Turkish documents prove Arabs own E. Jerusalem building
If an Israeli court accepts document's validity, Palestinian families' could be saved from eviction.
A document recently uncovered in Ottoman archives in Ankara confirms that Palestinians are the owners of disputed land and houses in East Jerusalem.
If an Israeli court accepts the document's validity, Palestinian families' could be saved from eviction from their homes.
Turkish officials recently helped to trace the document which could end a 30-year-old dispute over the ownership of around 30 buildings in the Sheikh Jarrah neighborhood.
The Palestinians' attorneys said they were granted access to the archives following the recent souring of the relations between Israel and Turkey.
"Until half a year ago the Turks didn't want to spoil their relations with Israel and were unhelpful," attorney Hatam Abu Ahmed said. "They would put us off with all kinds of excuses.

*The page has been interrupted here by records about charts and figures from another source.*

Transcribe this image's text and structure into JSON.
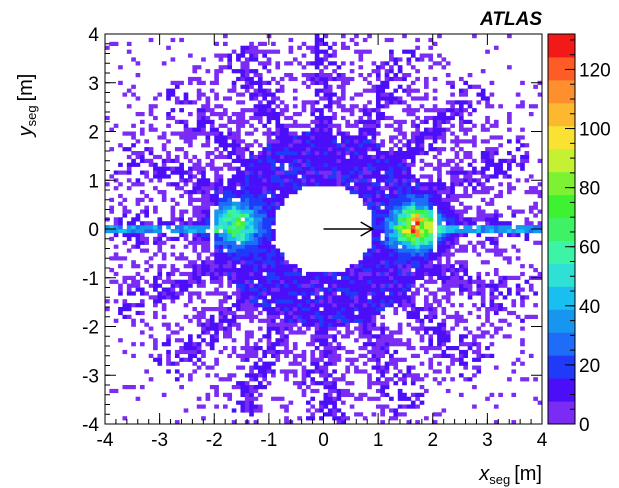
{
  "chart_data": {
    "type": "heatmap",
    "title": "",
    "experiment_label": "ATLAS",
    "xlabel": {
      "var": "x",
      "sub": "seg",
      "unit": "[m]"
    },
    "ylabel": {
      "var": "y",
      "sub": "seg",
      "unit": "[m]"
    },
    "xlim": [
      -4,
      4
    ],
    "ylim": [
      -4,
      4
    ],
    "x_ticks": [
      -4,
      -3,
      -2,
      -1,
      0,
      1,
      2,
      3,
      4
    ],
    "y_ticks": [
      -4,
      -3,
      -2,
      -1,
      0,
      1,
      2,
      3,
      4
    ],
    "colorbar": {
      "min": 0,
      "max": 132,
      "ticks": [
        0,
        20,
        40,
        60,
        80,
        100,
        120
      ]
    },
    "bins_per_axis": 100,
    "structure": {
      "hole_radius": 0.92,
      "inner_ring_radius": 2.0,
      "outer_radius": 4.1,
      "spokes": 16,
      "background_level": 6,
      "inner_ring_level": 12,
      "hotspots": [
        {
          "x": -1.6,
          "y": 0.1,
          "peak": 75
        },
        {
          "x": 1.7,
          "y": 0.05,
          "peak": 125
        }
      ]
    },
    "annotation": {
      "type": "arrow",
      "from": [
        0,
        0
      ],
      "to": [
        0.9,
        0
      ]
    }
  }
}
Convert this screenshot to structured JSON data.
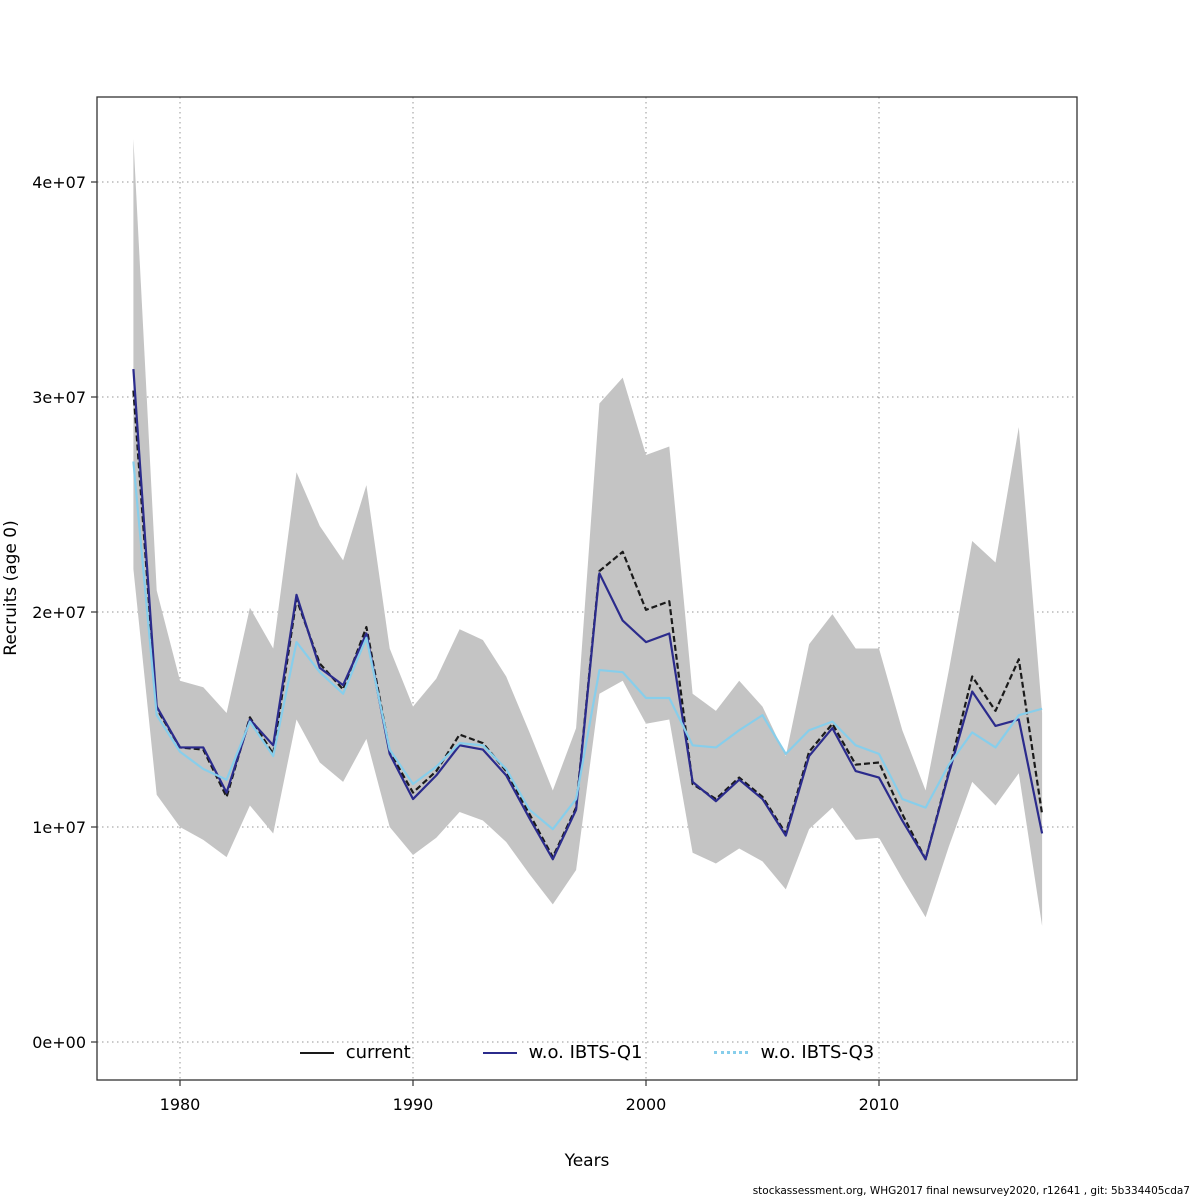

Today their attitude has changed. We felt this change especially after the Gaza operation. Now senior Turkish officials are helping us."
In January, attorney Salah Abu Hussein traveled to Turkey and with the help of local officials found a document proving that the Jews demanding the Palestinians' eviction are not the compound's rightful owners.
The present residents had lived in West Jerusalem before the War of Independence and after becoming refugees were moved to Sheikh Jarrah. In the '70s the Sephardic Leadership in Jerusalem claimed they had purchased the land before the war and produced Turkish documents to that effect.
The courts eventually recognized the Sephardic Leadership's ownership but granted the Palestinians protected tenants' status.
However, the Sephardic Leadership and a group of settlers who moved into the nearby compound have been demanding the Palestinians' eviction, claiming they violated their rental terms.
Over the years, several Palestinian families were evicted and other families moved into their houses. The last eviction took place in November 2008 when the al-Kurd family was evicted from its home and moved into a protest tent near its sealed house. Shortly afterward the father, Mohamed al-Kurd died of an illness.
Throughout the years, the Palestinians claimed that the Jews' ownership documents were forged, but due to the Turks' lack of cooperation they could not prove this and the courts rejected their suits.
Now the attorneys say the Ottoman document proves that the Sephardic Leadership never purchased the compound but only rented it. Another Ottoman document confirms that the document presented by the Jewish party is not authentic.
"There is no trace of the Jewish document in the archive," said Abu Hussein.
The attorneys Wednesday asked the court to withhold eviction procedures against two Palestinian families, on the basis of the Turkish document.
The about face in Turkish policy could have far-reaching implications regarding lands in Israel.
"Now it will be possible to issue ownership deeds. The Turks are very well organized and helpful," Abu Ahmed said.
Attorney Ilan Shemer, who represents the Sephardic Leadership, dismissed the Palestinian attorneys' claims regarding Palestinian ownership of the land.
"It's usually the other side that uses false documents. The document we have is the only authentic ownership deed. Since the hearings began, 50 to 60 judges have heard the case and they all ruled that their claims are false."
Consul meets on house razings
United States Consul General in Jerusalem Jacob Walles met Jerusalem Mayor Nir Barkat last Thursday to explain American policy toward house demolitions in Jerusalem.
City officials said Walles said the new administration was less tolerant toward the continued demolitions.
Barkat told Walles the demolition orders were for illegally built structures and that the demolitions were not in the mayor's control.